In the past few years, doctors have also been trying to use CRISPR to modify immune cells to treat recurring cancers with the goal of making patients’ immune cells to recognize and attack cancerous cells in their own body. Scientists take T-cells, cells of the immune system that fight infection and cancer, from the patient’s immune system and use CRISPR to edit them so that the immune cells can attack tumors while avoiding the healthy cells. The modified cells are then reinfused back into the patient. Former NBA player Victor Bartolome suffered from blood cancer and went through multiple treatments, including chemotherapy and stem cell transplant, and finally this CRISPR-based treatment method. Over a year later, he is still in remission. In principle, this experimental approach can be applied to many different types of cancer. These treatments are dubbed “living drugs” because living cells from the patient’s own immune system are engineered and reinfused back to the patient. Treating cancer with this method will continue to get more efficient in the next few years.
CRISPR has also been used to tackle food insecurity. At Washington State University, scientists are working to use CRISPR to replace selective breeding in livestock. For centuries, humans have tried to selectively breed livestock for those that produce more meat or have less disease. However, this process is slow and can cause many new problems while obtaining the desired trait.

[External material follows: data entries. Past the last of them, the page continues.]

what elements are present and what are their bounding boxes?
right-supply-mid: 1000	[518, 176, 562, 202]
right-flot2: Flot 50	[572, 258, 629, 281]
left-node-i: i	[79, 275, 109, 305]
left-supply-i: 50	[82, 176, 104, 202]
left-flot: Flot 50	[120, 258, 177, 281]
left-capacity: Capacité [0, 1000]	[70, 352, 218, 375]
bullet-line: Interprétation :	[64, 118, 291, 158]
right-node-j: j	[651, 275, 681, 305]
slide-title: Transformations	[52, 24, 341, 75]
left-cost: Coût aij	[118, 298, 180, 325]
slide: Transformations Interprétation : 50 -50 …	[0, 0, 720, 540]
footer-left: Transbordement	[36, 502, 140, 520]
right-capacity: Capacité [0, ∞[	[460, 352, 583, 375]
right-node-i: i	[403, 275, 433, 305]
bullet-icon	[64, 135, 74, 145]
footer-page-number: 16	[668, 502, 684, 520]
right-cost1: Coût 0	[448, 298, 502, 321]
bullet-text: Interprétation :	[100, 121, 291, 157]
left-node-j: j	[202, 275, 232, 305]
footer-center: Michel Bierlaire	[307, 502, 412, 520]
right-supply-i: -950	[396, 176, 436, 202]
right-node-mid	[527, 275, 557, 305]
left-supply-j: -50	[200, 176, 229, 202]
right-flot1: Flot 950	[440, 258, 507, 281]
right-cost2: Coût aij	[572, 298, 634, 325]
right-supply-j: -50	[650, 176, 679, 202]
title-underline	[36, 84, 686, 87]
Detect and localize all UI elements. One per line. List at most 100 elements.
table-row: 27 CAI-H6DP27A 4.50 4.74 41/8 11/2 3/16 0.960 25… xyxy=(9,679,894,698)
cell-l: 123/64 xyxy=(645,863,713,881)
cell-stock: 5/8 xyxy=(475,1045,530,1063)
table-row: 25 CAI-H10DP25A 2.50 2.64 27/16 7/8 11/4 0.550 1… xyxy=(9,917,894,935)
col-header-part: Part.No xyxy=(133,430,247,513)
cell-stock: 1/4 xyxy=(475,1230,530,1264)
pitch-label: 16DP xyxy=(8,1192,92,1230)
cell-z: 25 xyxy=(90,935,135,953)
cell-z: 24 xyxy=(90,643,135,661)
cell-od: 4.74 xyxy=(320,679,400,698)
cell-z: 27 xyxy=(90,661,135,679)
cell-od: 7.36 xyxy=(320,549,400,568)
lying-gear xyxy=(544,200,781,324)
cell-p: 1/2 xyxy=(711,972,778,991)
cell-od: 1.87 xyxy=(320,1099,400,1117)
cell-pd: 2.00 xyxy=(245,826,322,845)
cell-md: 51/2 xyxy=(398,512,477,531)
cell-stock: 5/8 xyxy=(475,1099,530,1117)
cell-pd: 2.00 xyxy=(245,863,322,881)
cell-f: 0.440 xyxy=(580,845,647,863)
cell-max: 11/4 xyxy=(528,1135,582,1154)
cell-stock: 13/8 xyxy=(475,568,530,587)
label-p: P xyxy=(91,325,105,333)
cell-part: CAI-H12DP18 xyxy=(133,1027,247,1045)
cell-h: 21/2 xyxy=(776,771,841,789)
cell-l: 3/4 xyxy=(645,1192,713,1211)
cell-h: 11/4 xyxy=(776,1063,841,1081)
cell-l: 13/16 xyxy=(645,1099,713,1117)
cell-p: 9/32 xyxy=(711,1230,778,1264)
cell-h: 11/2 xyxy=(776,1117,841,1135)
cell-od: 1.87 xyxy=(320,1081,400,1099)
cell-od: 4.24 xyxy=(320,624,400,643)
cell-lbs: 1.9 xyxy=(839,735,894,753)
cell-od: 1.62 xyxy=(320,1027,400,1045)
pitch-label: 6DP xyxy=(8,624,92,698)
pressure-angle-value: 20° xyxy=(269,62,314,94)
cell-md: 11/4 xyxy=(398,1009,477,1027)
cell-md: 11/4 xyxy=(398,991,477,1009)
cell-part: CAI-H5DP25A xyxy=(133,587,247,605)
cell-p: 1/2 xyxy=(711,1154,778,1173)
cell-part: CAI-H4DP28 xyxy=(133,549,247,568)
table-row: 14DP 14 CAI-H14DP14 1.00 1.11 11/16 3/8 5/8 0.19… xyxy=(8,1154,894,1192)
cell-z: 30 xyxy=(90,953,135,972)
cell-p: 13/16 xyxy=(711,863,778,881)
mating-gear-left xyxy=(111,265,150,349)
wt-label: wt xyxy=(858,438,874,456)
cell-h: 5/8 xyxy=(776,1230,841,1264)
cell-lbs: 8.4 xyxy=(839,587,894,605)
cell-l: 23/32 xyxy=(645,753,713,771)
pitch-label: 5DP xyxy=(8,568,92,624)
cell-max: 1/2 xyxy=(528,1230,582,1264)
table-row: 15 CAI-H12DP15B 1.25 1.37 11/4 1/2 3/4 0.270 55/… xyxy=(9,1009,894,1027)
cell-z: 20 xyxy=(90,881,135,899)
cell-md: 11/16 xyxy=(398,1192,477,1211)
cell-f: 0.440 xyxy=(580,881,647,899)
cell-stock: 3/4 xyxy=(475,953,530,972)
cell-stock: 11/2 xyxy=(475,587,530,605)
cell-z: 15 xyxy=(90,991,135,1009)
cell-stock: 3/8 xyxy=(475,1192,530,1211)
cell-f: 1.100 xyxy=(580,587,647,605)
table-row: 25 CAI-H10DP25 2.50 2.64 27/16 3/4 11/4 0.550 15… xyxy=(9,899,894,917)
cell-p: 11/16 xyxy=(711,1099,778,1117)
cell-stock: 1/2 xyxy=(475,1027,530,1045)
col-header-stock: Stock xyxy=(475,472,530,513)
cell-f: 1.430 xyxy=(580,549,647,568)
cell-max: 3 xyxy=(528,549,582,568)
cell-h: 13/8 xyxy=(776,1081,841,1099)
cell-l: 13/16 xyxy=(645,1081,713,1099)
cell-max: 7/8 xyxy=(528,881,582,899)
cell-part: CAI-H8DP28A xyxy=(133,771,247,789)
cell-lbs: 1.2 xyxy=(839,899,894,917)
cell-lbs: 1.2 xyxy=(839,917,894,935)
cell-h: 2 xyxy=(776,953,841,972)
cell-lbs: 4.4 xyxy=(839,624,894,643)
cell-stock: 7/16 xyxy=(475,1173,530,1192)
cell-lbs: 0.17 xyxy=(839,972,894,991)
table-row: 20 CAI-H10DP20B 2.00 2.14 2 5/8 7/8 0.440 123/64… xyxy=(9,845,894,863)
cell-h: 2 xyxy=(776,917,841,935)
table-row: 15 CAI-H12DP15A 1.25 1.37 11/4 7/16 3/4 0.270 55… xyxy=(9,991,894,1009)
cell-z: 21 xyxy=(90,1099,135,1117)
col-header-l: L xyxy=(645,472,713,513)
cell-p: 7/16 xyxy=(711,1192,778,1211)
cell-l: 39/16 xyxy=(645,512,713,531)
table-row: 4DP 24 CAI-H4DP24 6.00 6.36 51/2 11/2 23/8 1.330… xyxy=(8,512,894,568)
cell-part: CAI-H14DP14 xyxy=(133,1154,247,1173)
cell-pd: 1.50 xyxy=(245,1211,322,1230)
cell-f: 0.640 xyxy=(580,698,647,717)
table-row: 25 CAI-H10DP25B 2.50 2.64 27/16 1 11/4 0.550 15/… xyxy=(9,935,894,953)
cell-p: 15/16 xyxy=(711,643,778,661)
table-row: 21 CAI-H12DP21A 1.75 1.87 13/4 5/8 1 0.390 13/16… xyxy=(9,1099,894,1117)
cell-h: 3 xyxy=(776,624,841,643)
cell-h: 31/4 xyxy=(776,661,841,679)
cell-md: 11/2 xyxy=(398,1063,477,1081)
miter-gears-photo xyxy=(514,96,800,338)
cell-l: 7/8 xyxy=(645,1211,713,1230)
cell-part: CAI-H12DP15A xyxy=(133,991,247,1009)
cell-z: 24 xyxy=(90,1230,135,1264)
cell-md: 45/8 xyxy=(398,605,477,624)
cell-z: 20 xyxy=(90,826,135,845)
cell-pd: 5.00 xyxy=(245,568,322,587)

Additionally, each time, only one male with the desired traits is available for breeding. Recently, scientists are trying to use CRISPR to directly edit animals’ genomes to make selective breeding more efficient. They have used CRISPR to sterilize male pigs and then implanted them with stem cells from a pig with the desired traits. The once sterile pigs will then produce offspring, all with the DNA from the desired pig. This process would allow farmers to have more breeding males and get more offspring from a desired pig, improving the efficiency of selective breeding. The goal of this treatment is to “increase the efficiency of food production,” according to lead researcher on this project, Jon Oatley. Oatley argues that by gene-editing livestock, we can strengthen the food supply and make sure that everyone has enough to eat.
CRISPR has transformed genetic engineering and its applications. Everything from food production to curing genetic disorders to saving lives from cancer has been accomplished with the help of CRISPR. It holds promise for advancing our knowledge and improving many aspects of lives.